Humans have ∼387 potentially functional ORs (that is, ORs with an intact open reading frame); mice have ∼1035 (2). Despite this huge difference in OR number, behavioral studies have failed to show a clear distinction between rodents and primates in odorant detection threshold (60). This may be due to a lack of data, or it may be due to compensatory mechanisms such as a shortened nose or more computation at later neural stages (61). In our data set, we found, unexpectedly, that human ORs are more sensitive than mouse ORs. Although our results may fail to generalize to the entire OR repertoire due to the small absolute number of human ORs in our data set and the bias in relative number of human and mouse ORs that were activated in our screen, our predictions provide a tentative framework for identifying odorants that are more likely to activate either human or mouse ORs. This narrows the field of compounds to test in behavioral studies searching for differences between mouse and human perception. Understanding perceptual differences between species, in turn, will give insight into the evolutionary pressures driving changes in olfaction and aid the translation of research from one species to another.
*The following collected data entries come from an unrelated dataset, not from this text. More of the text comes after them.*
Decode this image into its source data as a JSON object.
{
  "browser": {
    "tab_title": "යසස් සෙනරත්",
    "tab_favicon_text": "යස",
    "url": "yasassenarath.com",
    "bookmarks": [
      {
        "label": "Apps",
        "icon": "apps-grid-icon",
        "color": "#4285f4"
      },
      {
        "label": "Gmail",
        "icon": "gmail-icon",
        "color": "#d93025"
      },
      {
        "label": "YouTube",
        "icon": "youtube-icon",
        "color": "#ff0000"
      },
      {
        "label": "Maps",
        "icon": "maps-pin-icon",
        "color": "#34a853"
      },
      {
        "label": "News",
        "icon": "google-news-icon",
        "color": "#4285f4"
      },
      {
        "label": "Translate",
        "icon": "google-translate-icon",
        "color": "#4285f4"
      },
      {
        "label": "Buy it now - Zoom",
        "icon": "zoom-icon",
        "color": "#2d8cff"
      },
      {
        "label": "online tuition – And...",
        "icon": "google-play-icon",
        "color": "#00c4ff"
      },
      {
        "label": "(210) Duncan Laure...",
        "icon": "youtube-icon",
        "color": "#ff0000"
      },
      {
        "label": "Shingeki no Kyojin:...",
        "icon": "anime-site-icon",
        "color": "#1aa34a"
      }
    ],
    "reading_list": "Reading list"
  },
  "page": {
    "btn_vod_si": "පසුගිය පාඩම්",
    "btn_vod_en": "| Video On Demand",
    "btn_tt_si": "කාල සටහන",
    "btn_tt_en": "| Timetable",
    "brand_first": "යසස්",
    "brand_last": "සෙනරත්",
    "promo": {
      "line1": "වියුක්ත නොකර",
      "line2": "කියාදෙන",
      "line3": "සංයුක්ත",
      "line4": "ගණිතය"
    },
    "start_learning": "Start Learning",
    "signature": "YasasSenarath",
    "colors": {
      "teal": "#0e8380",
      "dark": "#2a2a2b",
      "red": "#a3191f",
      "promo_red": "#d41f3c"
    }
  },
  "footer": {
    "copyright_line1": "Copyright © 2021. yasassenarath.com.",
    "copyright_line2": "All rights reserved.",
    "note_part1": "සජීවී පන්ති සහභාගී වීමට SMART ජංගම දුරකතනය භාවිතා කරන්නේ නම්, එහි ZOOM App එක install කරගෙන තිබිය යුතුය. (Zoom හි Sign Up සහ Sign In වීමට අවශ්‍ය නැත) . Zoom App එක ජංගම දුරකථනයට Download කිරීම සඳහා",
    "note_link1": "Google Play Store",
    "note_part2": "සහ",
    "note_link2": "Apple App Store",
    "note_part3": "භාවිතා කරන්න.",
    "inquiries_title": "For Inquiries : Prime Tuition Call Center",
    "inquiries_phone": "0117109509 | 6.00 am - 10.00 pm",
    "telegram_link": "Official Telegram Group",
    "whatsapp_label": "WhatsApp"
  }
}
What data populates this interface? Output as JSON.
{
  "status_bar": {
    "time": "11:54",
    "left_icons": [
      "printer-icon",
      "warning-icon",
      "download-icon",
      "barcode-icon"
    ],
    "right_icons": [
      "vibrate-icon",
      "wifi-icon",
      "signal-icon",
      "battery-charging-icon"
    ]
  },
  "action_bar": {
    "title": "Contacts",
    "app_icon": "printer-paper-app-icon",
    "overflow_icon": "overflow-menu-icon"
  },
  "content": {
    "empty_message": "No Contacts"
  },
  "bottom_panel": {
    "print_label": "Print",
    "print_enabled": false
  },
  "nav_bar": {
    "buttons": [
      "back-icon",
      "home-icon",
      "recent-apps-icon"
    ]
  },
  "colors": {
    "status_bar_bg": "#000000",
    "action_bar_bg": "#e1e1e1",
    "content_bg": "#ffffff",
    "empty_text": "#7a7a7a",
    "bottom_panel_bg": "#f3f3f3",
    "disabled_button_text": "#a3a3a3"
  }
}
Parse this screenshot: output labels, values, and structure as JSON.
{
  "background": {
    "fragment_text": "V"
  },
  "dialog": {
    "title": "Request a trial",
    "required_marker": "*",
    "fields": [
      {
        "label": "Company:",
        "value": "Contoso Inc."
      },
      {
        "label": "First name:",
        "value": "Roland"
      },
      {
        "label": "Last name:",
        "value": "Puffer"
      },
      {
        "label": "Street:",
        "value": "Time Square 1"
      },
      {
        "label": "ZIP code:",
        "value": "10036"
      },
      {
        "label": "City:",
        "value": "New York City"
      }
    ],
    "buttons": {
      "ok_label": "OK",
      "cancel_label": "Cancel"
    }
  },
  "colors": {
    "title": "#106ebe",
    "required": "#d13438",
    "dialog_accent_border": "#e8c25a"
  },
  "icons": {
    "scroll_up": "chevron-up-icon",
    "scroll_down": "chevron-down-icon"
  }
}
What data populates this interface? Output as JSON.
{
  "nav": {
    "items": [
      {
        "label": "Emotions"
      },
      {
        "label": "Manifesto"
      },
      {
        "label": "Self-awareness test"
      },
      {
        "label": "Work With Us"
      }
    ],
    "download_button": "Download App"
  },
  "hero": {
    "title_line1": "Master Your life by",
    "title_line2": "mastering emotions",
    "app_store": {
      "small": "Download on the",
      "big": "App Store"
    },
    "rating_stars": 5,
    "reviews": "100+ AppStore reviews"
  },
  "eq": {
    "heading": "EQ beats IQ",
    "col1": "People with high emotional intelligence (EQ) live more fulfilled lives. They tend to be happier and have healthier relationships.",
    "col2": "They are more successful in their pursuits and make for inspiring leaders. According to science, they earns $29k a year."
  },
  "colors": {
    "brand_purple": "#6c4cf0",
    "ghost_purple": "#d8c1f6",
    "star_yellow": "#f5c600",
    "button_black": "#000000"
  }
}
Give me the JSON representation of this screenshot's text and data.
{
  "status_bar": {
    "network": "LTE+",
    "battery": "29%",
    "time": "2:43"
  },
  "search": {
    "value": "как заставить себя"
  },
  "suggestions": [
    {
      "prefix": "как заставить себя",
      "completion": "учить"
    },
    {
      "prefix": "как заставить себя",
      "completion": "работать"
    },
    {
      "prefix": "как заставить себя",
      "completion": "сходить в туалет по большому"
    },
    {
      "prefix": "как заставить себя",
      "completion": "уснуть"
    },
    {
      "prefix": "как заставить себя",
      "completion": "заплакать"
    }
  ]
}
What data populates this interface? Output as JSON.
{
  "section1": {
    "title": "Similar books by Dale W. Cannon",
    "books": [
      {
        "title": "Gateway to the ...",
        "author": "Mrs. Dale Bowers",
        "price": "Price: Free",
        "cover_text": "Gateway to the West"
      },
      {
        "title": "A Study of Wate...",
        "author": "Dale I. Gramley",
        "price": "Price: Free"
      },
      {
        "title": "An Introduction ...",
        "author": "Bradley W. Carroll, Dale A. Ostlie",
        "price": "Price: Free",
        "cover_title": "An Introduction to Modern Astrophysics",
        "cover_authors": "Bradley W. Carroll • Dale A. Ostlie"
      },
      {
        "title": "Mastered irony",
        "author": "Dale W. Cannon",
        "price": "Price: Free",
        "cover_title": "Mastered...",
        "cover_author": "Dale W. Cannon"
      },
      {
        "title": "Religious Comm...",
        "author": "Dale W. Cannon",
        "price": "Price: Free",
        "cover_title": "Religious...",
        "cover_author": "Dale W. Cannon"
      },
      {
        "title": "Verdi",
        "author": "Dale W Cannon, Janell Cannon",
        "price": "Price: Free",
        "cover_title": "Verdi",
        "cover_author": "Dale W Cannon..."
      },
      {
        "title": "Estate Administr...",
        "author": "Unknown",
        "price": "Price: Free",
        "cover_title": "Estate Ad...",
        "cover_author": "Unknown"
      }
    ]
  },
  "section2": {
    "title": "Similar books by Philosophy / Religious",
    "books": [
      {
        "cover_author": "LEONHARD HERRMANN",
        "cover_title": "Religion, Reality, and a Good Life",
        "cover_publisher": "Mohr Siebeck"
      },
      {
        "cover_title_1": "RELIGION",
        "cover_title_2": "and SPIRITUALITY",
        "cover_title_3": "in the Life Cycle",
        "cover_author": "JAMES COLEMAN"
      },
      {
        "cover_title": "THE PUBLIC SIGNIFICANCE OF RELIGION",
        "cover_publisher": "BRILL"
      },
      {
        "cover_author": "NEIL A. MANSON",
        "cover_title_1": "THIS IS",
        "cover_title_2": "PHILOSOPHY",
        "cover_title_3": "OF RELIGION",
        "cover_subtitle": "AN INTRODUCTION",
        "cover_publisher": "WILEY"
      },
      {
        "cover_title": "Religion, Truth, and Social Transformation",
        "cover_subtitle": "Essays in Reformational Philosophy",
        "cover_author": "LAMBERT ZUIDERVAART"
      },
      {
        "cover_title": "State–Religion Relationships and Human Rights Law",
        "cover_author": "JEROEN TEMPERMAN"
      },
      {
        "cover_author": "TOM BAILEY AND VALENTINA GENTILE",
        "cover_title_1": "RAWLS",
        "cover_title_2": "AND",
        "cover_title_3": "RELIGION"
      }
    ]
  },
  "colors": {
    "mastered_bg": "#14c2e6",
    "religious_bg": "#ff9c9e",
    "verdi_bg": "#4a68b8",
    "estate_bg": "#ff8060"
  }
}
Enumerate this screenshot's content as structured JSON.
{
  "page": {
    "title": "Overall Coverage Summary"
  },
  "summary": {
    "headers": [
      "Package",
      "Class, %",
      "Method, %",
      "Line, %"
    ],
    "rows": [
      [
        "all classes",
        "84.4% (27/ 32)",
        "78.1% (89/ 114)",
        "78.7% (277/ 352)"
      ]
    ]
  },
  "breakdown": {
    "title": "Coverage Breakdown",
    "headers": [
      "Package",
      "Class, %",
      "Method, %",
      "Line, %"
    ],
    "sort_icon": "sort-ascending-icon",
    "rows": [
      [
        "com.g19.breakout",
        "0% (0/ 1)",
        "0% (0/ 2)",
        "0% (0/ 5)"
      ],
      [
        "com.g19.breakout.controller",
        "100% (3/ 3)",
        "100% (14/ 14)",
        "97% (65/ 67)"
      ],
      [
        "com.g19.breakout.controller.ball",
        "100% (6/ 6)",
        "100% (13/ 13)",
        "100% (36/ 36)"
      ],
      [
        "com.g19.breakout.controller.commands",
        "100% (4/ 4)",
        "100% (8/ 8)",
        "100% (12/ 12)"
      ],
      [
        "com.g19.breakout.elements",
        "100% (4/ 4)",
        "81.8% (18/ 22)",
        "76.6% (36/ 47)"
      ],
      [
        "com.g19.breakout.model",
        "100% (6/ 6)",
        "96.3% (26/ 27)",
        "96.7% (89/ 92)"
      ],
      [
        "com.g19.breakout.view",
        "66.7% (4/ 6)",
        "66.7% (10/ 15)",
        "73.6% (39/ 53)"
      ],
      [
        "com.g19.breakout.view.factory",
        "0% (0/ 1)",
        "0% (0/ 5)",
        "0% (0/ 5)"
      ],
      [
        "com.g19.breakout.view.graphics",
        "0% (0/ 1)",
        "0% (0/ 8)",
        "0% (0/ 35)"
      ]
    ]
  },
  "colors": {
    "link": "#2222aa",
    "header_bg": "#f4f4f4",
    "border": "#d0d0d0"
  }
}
In addition to identifying active agonists for 62 ORs, we developed a model to predict the interaction of ORs and their ligands. Why is our model better at predicting a tested OR’s response to a previously untested odorant than a previously untested OR’s response to a tested odorant? This is likely because of the relative quality of information we have about odorant similarity compared to receptor similarity. More detailed modeling of the OR that includes 3D information about the protein structure and binding pocket will undoubtedly improve the ability to predict the activity of previously tested ORs and improve our initial model relating molecular structure to OR response.

Materials and Methods

Cloning mouse and human ORs

Mouse (219) and human (245) ORs were cloned with sequence information from The Olfactory Receptor Database (http://senselab.med.yale.edu/senselab/ORDB/default.asp) (3). We adopted the nomenclature proposed by the D. Lancet group for the human ORs (8) and by the S. Firestein group for the mouse ORs (4). OR open reading frames were amplified from genomic DNA with the use of proofreading KOD DNA polymerase (Toyobo/Novagen) and subcloned into pCI expression vectors (Promega) containing the first 20 residues of human rhodopsin (Rho tag). The sequences of the cloned receptors were verified by sequencing (3100 Genetic Analyzer, ABI Biosystems).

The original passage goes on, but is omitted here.